Unlike a waffling, noncommittal independent voter, I have solidly put my money where my mouth is, placing the model portfolio for my Trade Alert Service in an aggressive “RISK ON” posture. I am up to my eyeballs with long positions in Apple (AAPL), Google (GOOG), the Russell 200 (IWM), and the S&P 500 (SPY). I have hedged these with short positions in the euro (FXE) and the Japanese yen (FXY), which hit three-month lows on Friday, because a surprise Romney win would deliver an immediately stronger dollar.
My election call is not the only thing inspiring me to roll the dice. Take a look at the chart below of post-election stock market performance since 1928. It shows an average gain for 8% in the two months following every presidential election. That would take the S&P 500 up to 1,533 by January 1. Given that so far in 2012 the market has tracked past pre-election movements almost perfectly, it is a dataset to take seriously.
I have to tell you that I have an unfair advantage in the presidential election stuff because I have been doing this for a really long time. When I was growing up, my dad was a leader of the Republican Party for Southern California. So in 1960, I delivered fliers door-to-door praising the attributes of candidate Richard Nixon. He had been our local congressman, and won his first election by claiming that his opponent, a woman, wore pink underwear.

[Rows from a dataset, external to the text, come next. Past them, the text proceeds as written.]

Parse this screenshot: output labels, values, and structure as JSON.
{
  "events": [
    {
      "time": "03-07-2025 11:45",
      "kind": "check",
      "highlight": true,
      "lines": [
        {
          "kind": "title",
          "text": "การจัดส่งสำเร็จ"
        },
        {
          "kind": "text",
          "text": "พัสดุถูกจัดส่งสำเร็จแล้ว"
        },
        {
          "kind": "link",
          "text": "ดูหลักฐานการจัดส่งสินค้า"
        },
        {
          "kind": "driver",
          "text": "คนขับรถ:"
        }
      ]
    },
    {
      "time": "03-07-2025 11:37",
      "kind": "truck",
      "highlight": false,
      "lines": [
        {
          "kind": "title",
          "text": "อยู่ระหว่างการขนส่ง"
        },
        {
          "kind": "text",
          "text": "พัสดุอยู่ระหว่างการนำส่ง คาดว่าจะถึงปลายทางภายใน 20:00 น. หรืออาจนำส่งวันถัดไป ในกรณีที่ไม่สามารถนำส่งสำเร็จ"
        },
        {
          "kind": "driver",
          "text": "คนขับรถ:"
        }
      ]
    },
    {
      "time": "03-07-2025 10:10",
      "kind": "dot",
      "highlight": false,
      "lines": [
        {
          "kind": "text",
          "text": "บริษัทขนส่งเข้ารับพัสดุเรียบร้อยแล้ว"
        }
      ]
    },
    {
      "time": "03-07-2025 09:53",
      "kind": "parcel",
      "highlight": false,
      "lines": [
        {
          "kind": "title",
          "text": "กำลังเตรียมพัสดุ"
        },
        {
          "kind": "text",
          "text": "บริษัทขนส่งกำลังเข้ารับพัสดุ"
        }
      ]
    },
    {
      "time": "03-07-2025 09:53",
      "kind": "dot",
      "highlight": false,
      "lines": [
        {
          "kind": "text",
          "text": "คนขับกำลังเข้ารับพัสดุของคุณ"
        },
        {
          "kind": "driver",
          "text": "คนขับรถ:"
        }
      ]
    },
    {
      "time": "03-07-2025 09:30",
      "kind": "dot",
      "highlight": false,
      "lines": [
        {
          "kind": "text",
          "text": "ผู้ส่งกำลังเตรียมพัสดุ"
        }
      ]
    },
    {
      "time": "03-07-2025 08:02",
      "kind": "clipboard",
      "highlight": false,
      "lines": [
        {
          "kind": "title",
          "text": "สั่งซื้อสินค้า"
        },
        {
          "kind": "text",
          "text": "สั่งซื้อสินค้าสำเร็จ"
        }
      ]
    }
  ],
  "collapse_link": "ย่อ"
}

This was during the fifties communism scare, when any association with the color “pink” was a career killer. I even got to meet president Eisenhower, who came to visit our home near Palm Springs to see our cactus garden, then the largest in the world. By the sixties, a growing family that reached seven children forced dad to retire from politics. We always kidded him that if he had only stuck with the Republican thing he could have ended up in jail with the Watergate conspirators.
A year in the White House Press Corp. during the Reagan administration gave me an insider’s view of how Washington works. Suffice it to say, I needed a long shower afterwards and never went back for more than a visit to the Treasury or the Fed.

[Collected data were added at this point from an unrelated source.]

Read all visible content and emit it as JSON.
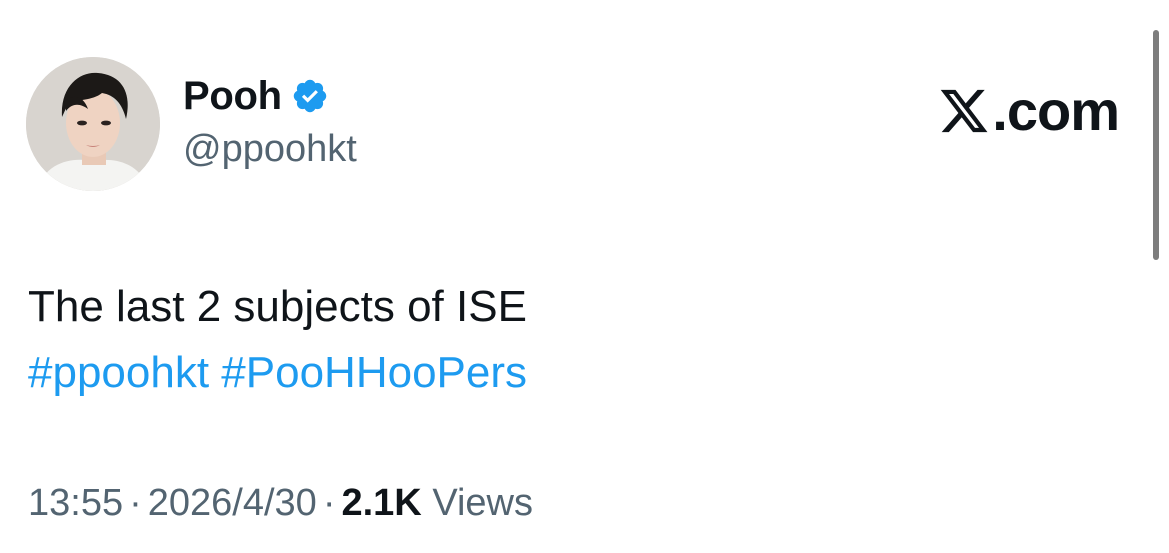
{
  "author": {
    "display_name": "Pooh",
    "handle": "@ppoohkt",
    "verified": true,
    "avatar_icon": "avatar-photo"
  },
  "brand": {
    "label": ".com",
    "icon": "x-logo-icon"
  },
  "tweet": {
    "text": "The last 2 subjects of ISE",
    "hashtags": [
      "#ppoohkt",
      "#PooHHooPers"
    ]
  },
  "meta": {
    "time": "13:55",
    "date": "2026/4/30",
    "views_count": "2.1K",
    "views_label": "Views",
    "separator": "·"
  },
  "colors": {
    "text_primary": "#0f1419",
    "text_secondary": "#536471",
    "link": "#1d9bf0",
    "verified_badge": "#1d9bf0"
  }
}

There are lessons for all of this in separating out the pre-election hype from the outcome. How can so many otherwise intelligent people be so wrong? People who are normally slaves to data mysteriously department the numbers and start expressing wishful thinking as fact — they suspend their own disbelief. The losing party is also at pains to insist they are winning down to the bitter end to keep the cash flow coming. Warning: try this approach in money management and you will quickly be parted from your hard earned savings.
This is why so many are confused by elections. You have to learn to spot the code words — “Trending better”, “voter enthusiasm” and “media bias” all translate into “losing.” When the inevitable concession speech follows, conspiracy theories suddenly break out by the dozen — all of them equally ridiculous. Remember in 1964 when President Lyndon Johnson supposedly had the absentee ballots from soldiers in Vietnam allegedly flying around in circles?
I am glad this election is finally over. The election has hogged the airwaves to the exclusion of all other information, including economic data updates and analysis. Now that campaigns are no longer spending at a $5 billion annual rate, we can go back to learning something useful. The markets should reflect this.
That said, I’m off to the Barbara Streisand concert in San Jose, CA now, so I’ll let you know how it goes.